Prime Minister David Cameron, who chaired a meeting of the Government's Cobra emergencies committee in 10 Downing Street on Wednesday morning, promised yesterday that "money is no object" in offering relief to those affected by the floods.
Fire and Rescue crew help evacuate residents from flood-affected homes near the river Thames.
But Transport Secretary Patrick McLoughlin indicated that there would be "careful consideration" before money is spent on the larger rebuilding exercise of restoring damaged infrastructure after water levels recede.

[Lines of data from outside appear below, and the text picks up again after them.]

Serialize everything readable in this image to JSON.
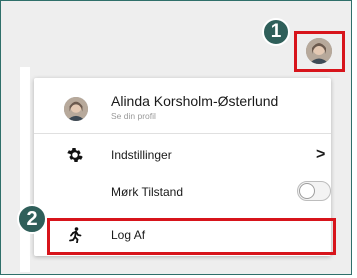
{
  "callouts": [
    "1",
    "2"
  ],
  "menu": {
    "profile": {
      "name": "Alinda Korsholm-Østerlund",
      "subtitle": "Se din profil"
    },
    "settings": {
      "label": "Indstillinger",
      "icon": "gear-icon",
      "chevron": ">"
    },
    "dark_mode": {
      "label": "Mørk Tilstand",
      "icon": "moon-icon",
      "enabled": false
    },
    "logout": {
      "label": "Log Af",
      "icon": "running-person-icon"
    }
  },
  "colors": {
    "highlight": "#d7141b",
    "badge": "#2f5f5a",
    "frame": "#2f6f6a"
  }
}
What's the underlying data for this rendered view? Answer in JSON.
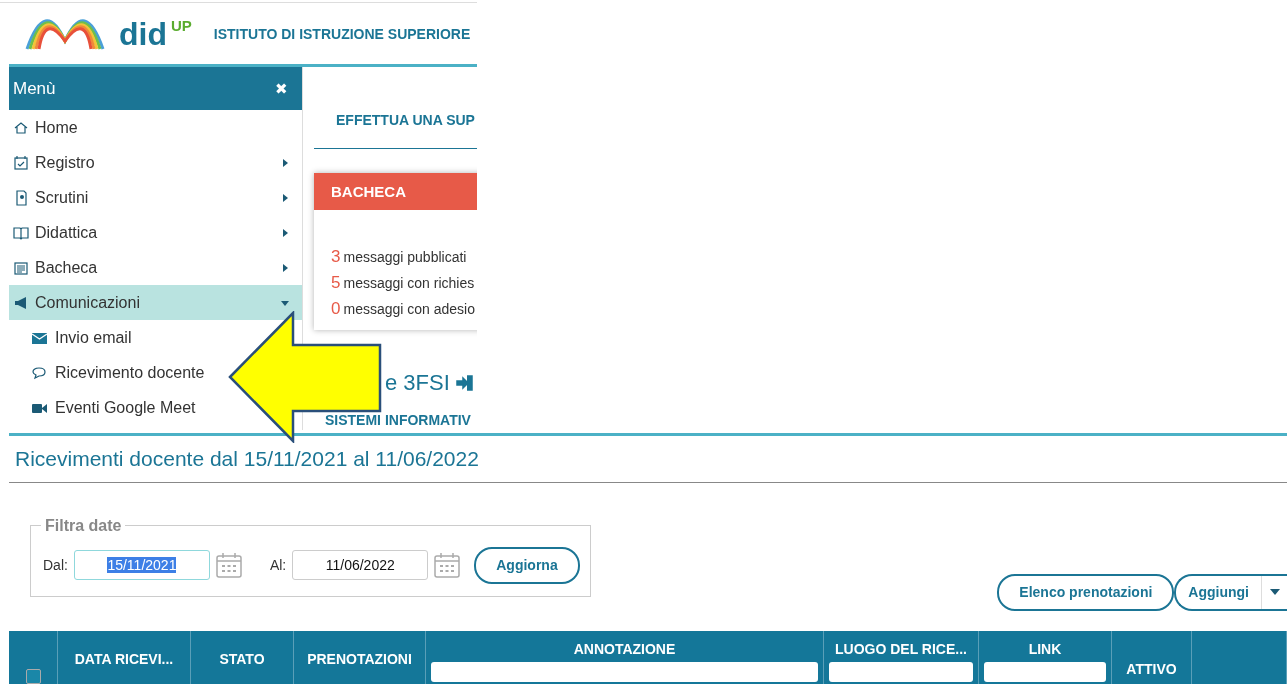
{
  "header": {
    "logo": {
      "name": "did",
      "sup": "UP"
    },
    "school": "ISTITUTO DI ISTRUZIONE SUPERIORE"
  },
  "menu": {
    "title": "Menù",
    "close": "✖",
    "items": [
      {
        "label": "Home",
        "kind": "link",
        "selected": false
      },
      {
        "label": "Registro",
        "kind": "submenu",
        "selected": false,
        "expanded": false
      },
      {
        "label": "Scrutini",
        "kind": "submenu",
        "selected": false,
        "expanded": false
      },
      {
        "label": "Didattica",
        "kind": "submenu",
        "selected": false,
        "expanded": false
      },
      {
        "label": "Bacheca",
        "kind": "submenu",
        "selected": false,
        "expanded": false
      },
      {
        "label": "Comunicazioni",
        "kind": "submenu",
        "selected": true,
        "expanded": true,
        "children": [
          {
            "label": "Invio email"
          },
          {
            "label": "Ricevimento docente"
          },
          {
            "label": "Eventi Google Meet"
          }
        ]
      }
    ]
  },
  "dashboard": {
    "action": "EFFETTUA UNA SUP",
    "bacheca": {
      "title": "BACHECA",
      "stats": [
        {
          "count": "3",
          "text": "messaggi pubblicati"
        },
        {
          "count": "5",
          "text": "messaggi con richies"
        },
        {
          "count": "0",
          "text": "messaggi con adesio"
        }
      ]
    },
    "class_name": "e 3FSI",
    "class_subtitle": "SISTEMI INFORMATIV"
  },
  "page_title": "Ricevimenti docente dal 15/11/2021 al 11/06/2022",
  "filter": {
    "legend": "Filtra date",
    "from_label": "Dal:",
    "from_value": "15/11/2021",
    "from_text_selected": true,
    "to_label": "Al:",
    "to_value": "11/06/2022",
    "button": "Aggiorna"
  },
  "actions": [
    {
      "label": "Elenco prenotazioni",
      "kind": "button"
    },
    {
      "label": "Aggiungi",
      "kind": "split"
    }
  ],
  "table": {
    "columns": [
      {
        "kind": "checkbox",
        "checked": false
      },
      {
        "kind": "text",
        "label": "DATA RICEVI..."
      },
      {
        "kind": "text",
        "label": "STATO"
      },
      {
        "kind": "text",
        "label": "PRENOTAZIONI"
      },
      {
        "kind": "filter",
        "label": "ANNOTAZIONE"
      },
      {
        "kind": "filter",
        "label": "LUOGO DEL RICE..."
      },
      {
        "kind": "filter",
        "label": "LINK"
      },
      {
        "kind": "low",
        "label": "ATTIVO"
      },
      {
        "kind": "empty"
      }
    ]
  }
}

"I don't think it's a blank cheque," Mr McLoughlin told ITV1's Daybreak. "I think what the Prime Minister was making very clear is that we are going to use every resource of the Government and money is not the issue while we are in this relief job, in the first instance, of trying to bring relief to those communities that are affected.
"Then we have got to do the repairs of the structures and the railway infrastructure that's been damaged and then the other long-term issues, which will need some careful consideration."

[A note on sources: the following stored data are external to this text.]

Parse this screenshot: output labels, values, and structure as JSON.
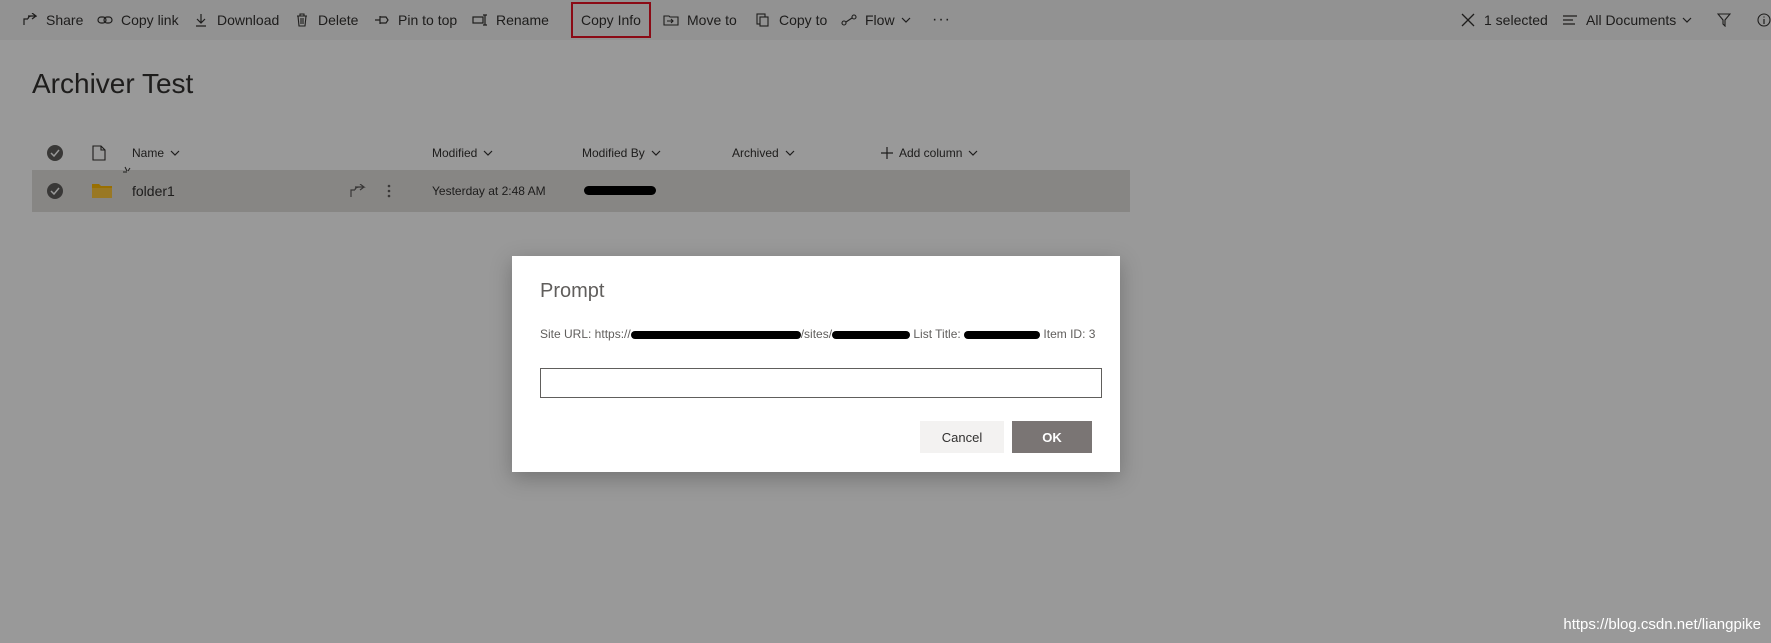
{
  "toolbar": {
    "share": "Share",
    "copy_link": "Copy link",
    "download": "Download",
    "delete": "Delete",
    "pin_to_top": "Pin to top",
    "rename": "Rename",
    "copy_info": "Copy Info",
    "move_to": "Move to",
    "copy_to": "Copy to",
    "flow": "Flow",
    "more": "···",
    "selected": "1 selected",
    "view": "All Documents"
  },
  "page": {
    "title": "Archiver Test"
  },
  "list": {
    "columns": {
      "name": "Name",
      "modified": "Modified",
      "modified_by": "Modified By",
      "archived": "Archived",
      "add_column": "Add column"
    },
    "rows": [
      {
        "name": "folder1",
        "modified": "Yesterday at 2:48 AM",
        "modified_by": "",
        "archived": ""
      }
    ]
  },
  "dialog": {
    "title": "Prompt",
    "message": {
      "prefix": "Site URL: https://",
      "part2": "/sites/",
      "part3": " List Title: ",
      "part4": " Item ID: 3"
    },
    "input_value": "",
    "cancel": "Cancel",
    "ok": "OK"
  },
  "watermark": "https://blog.csdn.net/liangpike",
  "colors": {
    "highlight": "#e81123",
    "ok_button": "#7a7574",
    "selected_row": "#e1dfdd",
    "folder": "#ffb900"
  }
}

Resident Kellie Evans makes her to work through flood water in Wraysbury.
At the Cobra meeting, Environment Agency chief executive Paul Leinster told the Prime Minister that flooding could reach levels last seen in 1947 in some parts of the UK, though he said improvements in defences since that point meant that fewer homes were expected to be inundated.

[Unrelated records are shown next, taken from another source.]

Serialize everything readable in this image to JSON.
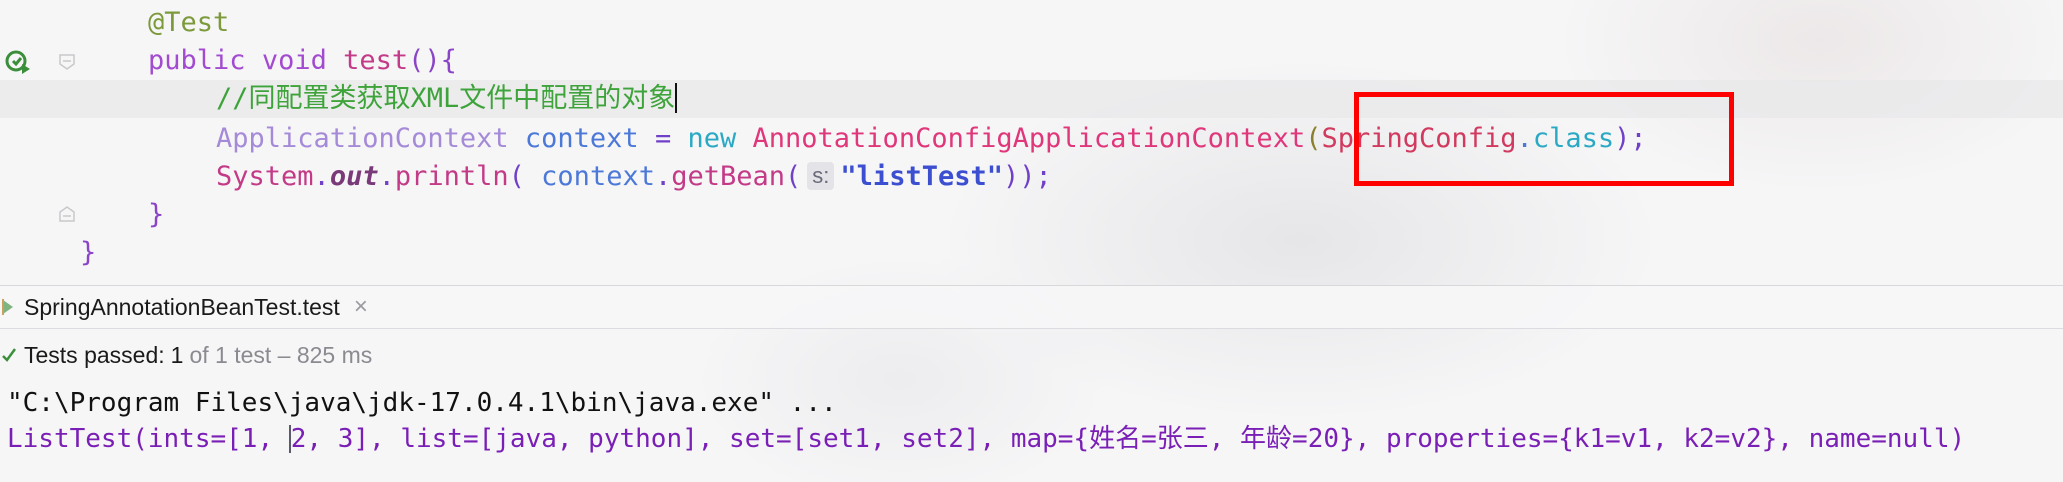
{
  "editor": {
    "lines": {
      "annotation": "@Test",
      "kw_public": "public",
      "kw_void": "void",
      "method_name": "test",
      "method_tail": "(){",
      "comment": "//同配置类获取XML文件中配置的对象",
      "type_appctx": "ApplicationContext",
      "var_context": "context",
      "op_assign": "=",
      "kw_new": "new",
      "class_anno_ctx": "AnnotationConfigApplicationContext",
      "open_paren": "(",
      "class_spring_config": "SpringConfig",
      "dot": ".",
      "kw_class": "class",
      "close_stmt": ");",
      "system": "System",
      "field_out": "out",
      "method_println": "println",
      "paren_open_space": "( ",
      "var_context2": "context",
      "method_getbean": "getBean",
      "paren_open": "(",
      "param_hint": "s:",
      "string_literal": "\"listTest\"",
      "close_call": "));",
      "close_method": "}",
      "close_class": "}"
    }
  },
  "run_panel": {
    "tab_label": "SpringAnnotationBeanTest.test",
    "tab_close": "×",
    "status_label": "Tests passed:",
    "status_count": "1",
    "status_rest": "of 1 test – 825 ms",
    "console": {
      "command": "\"C:\\Program Files\\java\\jdk-17.0.4.1\\bin\\java.exe\" ...",
      "output_a": "ListTest(ints=[1, ",
      "output_b": "2, 3], list=[java, python], set=[set1, set2], map={姓名=张三, 年龄=20}, properties={k1=v1, k2=v2}, name=null)"
    }
  },
  "colors": {
    "highlight_box": "#ff0000",
    "console_output": "#7a1fb5",
    "comment": "#3ea33a"
  }
}
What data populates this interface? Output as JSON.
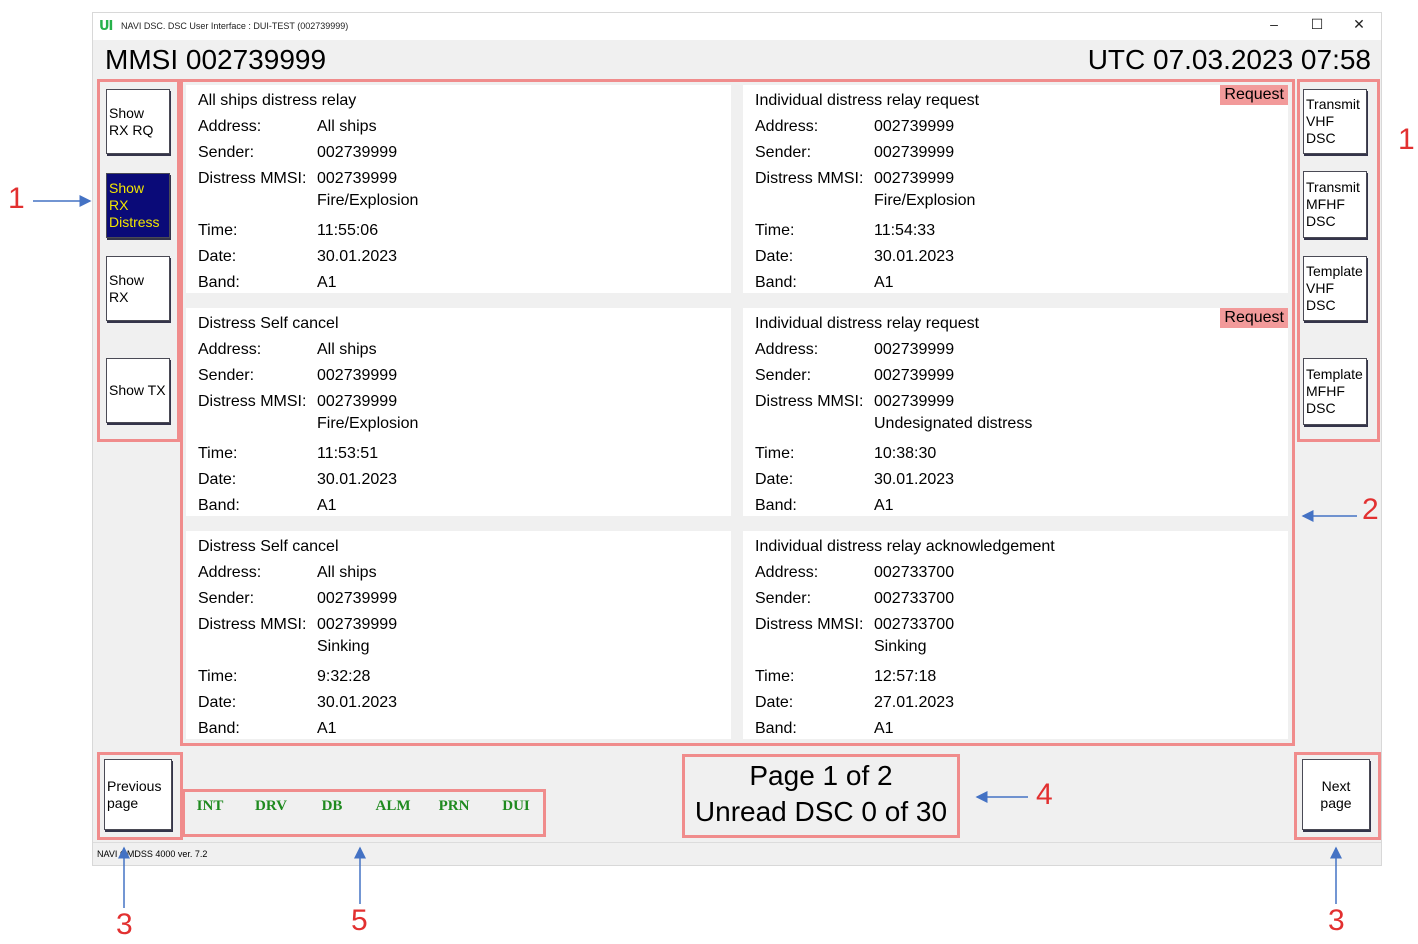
{
  "window": {
    "logo": "UI",
    "title": "NAVI DSC. DSC User Interface : DUI-TEST (002739999)",
    "minimize": "–",
    "maximize": "☐",
    "close": "✕"
  },
  "header": {
    "mmsi": "MMSI 002739999",
    "utc": "UTC 07.03.2023 07:58"
  },
  "left_buttons": [
    {
      "label": "Show RX RQ",
      "active": false
    },
    {
      "label": "Show RX Distress",
      "active": true
    },
    {
      "label": "Show RX",
      "active": false
    },
    {
      "label": "Show TX",
      "active": false
    }
  ],
  "right_buttons": [
    {
      "label": "Transmit VHF DSC"
    },
    {
      "label": "Transmit MFHF DSC"
    },
    {
      "label": "Template VHF DSC"
    },
    {
      "label": "Template MFHF DSC"
    }
  ],
  "field_labels": {
    "address": "Address:",
    "sender": "Sender:",
    "distress_mmsi": "Distress MMSI:",
    "time": "Time:",
    "date": "Date:",
    "band": "Band:"
  },
  "cards": [
    {
      "title": "All ships distress relay",
      "tag": "",
      "address": "All ships",
      "sender": "002739999",
      "distress_mmsi": "002739999",
      "nature": "Fire/Explosion",
      "time": "11:55:06",
      "date": "30.01.2023",
      "band": "A1"
    },
    {
      "title": "Individual distress relay request",
      "tag": "Request",
      "address": "002739999",
      "sender": "002739999",
      "distress_mmsi": "002739999",
      "nature": "Fire/Explosion",
      "time": "11:54:33",
      "date": "30.01.2023",
      "band": "A1"
    },
    {
      "title": "Distress Self cancel",
      "tag": "",
      "address": "All ships",
      "sender": "002739999",
      "distress_mmsi": "002739999",
      "nature": "Fire/Explosion",
      "time": "11:53:51",
      "date": "30.01.2023",
      "band": "A1"
    },
    {
      "title": "Individual distress relay request",
      "tag": "Request",
      "address": "002739999",
      "sender": "002739999",
      "distress_mmsi": "002739999",
      "nature": "Undesignated distress",
      "time": "10:38:30",
      "date": "30.01.2023",
      "band": "A1"
    },
    {
      "title": "Distress Self cancel",
      "tag": "",
      "address": "All ships",
      "sender": "002739999",
      "distress_mmsi": "002739999",
      "nature": "Sinking",
      "time": "9:32:28",
      "date": "30.01.2023",
      "band": "A1"
    },
    {
      "title": "Individual distress relay acknowledgement",
      "tag": "",
      "address": "002733700",
      "sender": "002733700",
      "distress_mmsi": "002733700",
      "nature": "Sinking",
      "time": "12:57:18",
      "date": "27.01.2023",
      "band": "A1"
    }
  ],
  "footer": {
    "previous_page": "Previous page",
    "next_page": "Next page",
    "page": "Page 1 of 2",
    "unread": "Unread DSC 0 of 30",
    "status_tags": [
      "INT",
      "DRV",
      "DB",
      "ALM",
      "PRN",
      "DUI"
    ],
    "status_color": "#1f8a1f"
  },
  "statusbar": {
    "version": "NAVI GMDSS 4000 ver. 7.2"
  },
  "annotations": {
    "left_buttons": "1",
    "right_buttons": "1",
    "message_area": "2",
    "previous_page": "3",
    "next_page": "3",
    "page_info": "4",
    "status_tags": "5",
    "color": "#e23030",
    "arrow_color": "#4472c4"
  }
}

"Oxford to Maidenhead we think could rise over the next five days and may lead to more flooding in that area," Mr Leinster told the committee.
"Below Maidenhead, the levels are holding at the current level but potentially over the weekend and going into the beginning of next week they could rise to higher than the current levels."
Major General Patrick Sanders, who is coordinating the military response, told the meeting that around 2,000 military personnel are involved in the clean-up operation and support in Somerset was increased overnight.
Cameron has cancelled a planned trip to the Middle East to take personal charge of the response to the flooding crisis.
Tomorrow he will chair the first meeting of a new Cabinet committee set up to oversee the recovery effort.
"Money is no object in this relief effort. Whatever money is needed for it will be spent," he said.
Sixteen severe flood warnings - indicating a danger to life - remained in place in Berkshire, Surrey and Somerset on Wednesday, with a further 122 flood warnings and 225 flood alerts. There were warnings that high winds could bring down trees and cause disruption to transport and power supplies.
Homes and transport have been hit by the bad weather
Residents in Staines, Surrey, were evacuated from their flood-hit homes during the night, while around 1,000 homes in the Thameside village of Datchet were left without electricity during the night after power cuts which initially affected 1,700 properties.
About 100 properties remain flooded on the Somerset Levels, where extra pumps are being brought in from the Netherlands, and groundwater flooding is also expected in the coming days in Hampshire, Kent and parts of London. The Thames barrier closed again yesterday to protect communities to the west of the capital.
Since the beginning of December, a total of 5,800 premises have flooded - although the Environment Agency also stressed that 1.3 million have been protected by defences.